Time a sample of your own auths for the per-auth touch time, multiply by your monthly auth volume and fully loaded staff cost, and that's the labor floor. Then add conservatively modeled denial prevention — assume a third to half of auth-related denials prevented — and track throughput gains after go-live. Use loaded staff cost, not base wage.
Is it cheaper to automate prior authorization or hire another coordinator?
For a practice with real volume, automation usually wins. Hiring scales linearly with salary, benefits, turnover, and training, while automation has higher upfront integration cost but near-zero marginal cost per auth. The more auths you run, the more decisively automation beats adding headcount; at low volume, the gap narrows.
How quickly does PA automation pay for itself?
Practices with meaningful volume typically reach payback within about 90 days, or two to three quarters, on labor savings alone. Model year-one savings on roughly ten months of steady-state performance to account for the tuning quarter, when the system runs below its eventual touchless rate while learning your payer mix.
What revenue does automation recover beyond labor savings?
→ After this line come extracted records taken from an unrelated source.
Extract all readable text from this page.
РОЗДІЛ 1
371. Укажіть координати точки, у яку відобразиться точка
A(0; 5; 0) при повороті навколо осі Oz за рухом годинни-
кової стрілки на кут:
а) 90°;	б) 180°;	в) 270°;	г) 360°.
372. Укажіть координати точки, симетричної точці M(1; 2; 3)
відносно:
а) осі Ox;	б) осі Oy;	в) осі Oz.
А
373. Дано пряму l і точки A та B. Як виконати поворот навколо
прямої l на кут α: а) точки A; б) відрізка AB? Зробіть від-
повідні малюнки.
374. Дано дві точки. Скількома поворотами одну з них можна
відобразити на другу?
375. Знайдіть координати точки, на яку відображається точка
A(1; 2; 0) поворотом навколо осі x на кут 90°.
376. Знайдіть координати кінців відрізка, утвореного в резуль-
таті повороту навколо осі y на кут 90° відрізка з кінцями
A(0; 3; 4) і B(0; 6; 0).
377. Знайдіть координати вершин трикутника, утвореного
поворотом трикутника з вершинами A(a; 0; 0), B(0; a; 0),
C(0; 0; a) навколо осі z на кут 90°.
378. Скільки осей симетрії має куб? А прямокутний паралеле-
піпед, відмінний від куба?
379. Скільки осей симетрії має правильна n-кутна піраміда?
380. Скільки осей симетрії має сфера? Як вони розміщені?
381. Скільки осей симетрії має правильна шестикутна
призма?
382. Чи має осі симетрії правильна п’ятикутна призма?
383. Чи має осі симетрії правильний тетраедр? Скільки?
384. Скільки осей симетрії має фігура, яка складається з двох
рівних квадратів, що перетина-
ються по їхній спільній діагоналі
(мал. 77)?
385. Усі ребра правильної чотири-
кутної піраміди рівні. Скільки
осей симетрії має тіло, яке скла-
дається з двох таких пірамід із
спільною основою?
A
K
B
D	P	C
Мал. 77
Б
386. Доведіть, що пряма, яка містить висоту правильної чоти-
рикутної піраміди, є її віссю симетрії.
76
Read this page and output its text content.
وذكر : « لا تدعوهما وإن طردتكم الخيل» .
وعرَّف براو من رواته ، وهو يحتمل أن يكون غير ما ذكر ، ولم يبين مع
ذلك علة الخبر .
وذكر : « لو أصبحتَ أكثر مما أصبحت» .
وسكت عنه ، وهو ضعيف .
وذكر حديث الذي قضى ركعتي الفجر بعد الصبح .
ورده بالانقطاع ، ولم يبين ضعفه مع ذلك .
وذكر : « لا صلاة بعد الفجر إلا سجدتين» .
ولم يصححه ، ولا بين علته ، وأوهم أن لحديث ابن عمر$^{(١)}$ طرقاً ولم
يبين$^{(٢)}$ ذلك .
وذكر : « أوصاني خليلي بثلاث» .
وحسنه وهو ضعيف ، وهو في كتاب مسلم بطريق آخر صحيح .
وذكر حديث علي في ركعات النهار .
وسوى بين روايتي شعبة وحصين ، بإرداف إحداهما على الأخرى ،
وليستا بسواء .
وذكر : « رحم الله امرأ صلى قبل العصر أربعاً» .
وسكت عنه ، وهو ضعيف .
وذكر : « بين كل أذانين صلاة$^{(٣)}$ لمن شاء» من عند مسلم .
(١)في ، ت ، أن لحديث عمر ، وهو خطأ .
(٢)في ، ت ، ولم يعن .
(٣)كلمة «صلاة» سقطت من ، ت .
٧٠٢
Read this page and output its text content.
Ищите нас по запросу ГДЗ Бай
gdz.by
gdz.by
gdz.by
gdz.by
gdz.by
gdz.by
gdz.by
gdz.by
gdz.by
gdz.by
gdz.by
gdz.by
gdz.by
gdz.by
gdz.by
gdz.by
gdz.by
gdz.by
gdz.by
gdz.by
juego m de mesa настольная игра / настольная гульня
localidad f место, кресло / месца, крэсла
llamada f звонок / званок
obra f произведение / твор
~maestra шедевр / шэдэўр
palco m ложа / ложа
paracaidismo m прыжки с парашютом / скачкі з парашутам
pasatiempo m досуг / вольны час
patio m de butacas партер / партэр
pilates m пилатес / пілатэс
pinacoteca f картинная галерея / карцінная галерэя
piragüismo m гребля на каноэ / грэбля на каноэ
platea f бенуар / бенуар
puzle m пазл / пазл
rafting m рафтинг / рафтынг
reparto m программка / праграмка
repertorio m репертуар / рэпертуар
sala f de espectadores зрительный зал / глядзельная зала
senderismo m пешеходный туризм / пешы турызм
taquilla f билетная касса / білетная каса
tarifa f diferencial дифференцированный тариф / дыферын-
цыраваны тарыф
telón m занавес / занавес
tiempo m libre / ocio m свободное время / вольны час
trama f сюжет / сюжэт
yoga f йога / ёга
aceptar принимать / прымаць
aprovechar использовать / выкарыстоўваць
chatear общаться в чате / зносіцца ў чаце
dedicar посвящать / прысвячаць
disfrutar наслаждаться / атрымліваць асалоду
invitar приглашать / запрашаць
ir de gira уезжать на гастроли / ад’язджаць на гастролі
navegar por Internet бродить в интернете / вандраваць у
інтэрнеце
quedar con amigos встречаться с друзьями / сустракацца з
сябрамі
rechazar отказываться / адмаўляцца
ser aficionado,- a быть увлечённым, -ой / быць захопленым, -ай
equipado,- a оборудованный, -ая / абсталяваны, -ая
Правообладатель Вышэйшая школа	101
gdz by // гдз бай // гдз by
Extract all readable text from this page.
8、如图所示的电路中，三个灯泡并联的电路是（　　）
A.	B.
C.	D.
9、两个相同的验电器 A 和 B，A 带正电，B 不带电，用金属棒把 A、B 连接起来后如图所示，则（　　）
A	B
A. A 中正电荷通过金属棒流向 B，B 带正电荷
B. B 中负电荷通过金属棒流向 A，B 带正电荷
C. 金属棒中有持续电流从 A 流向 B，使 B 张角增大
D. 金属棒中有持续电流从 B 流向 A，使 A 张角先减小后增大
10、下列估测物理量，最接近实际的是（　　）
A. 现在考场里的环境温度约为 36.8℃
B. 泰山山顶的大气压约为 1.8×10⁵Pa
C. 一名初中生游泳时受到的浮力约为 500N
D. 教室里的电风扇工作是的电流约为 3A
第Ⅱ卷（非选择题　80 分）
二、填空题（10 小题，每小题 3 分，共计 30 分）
It recovers revenue lost to expired and missing authorizations and mismatched codes — denials a manual process incurs no matter how well-staffed, because authorizations slip when people get busy. Tracking auth windows and assembling complete requests turns those recurring write-offs into captured revenue, which is upside on top of the labor savings.
Does ROI depend on practice size?
Yes. The return scales with PA volume, so larger and busier practices see payback fastest because labor and denial savings compound across more auths. A mid-to-large independent practice usually has enough volume for a strong return; very small practices should model the return against their actual monthly auth count rather than assume it.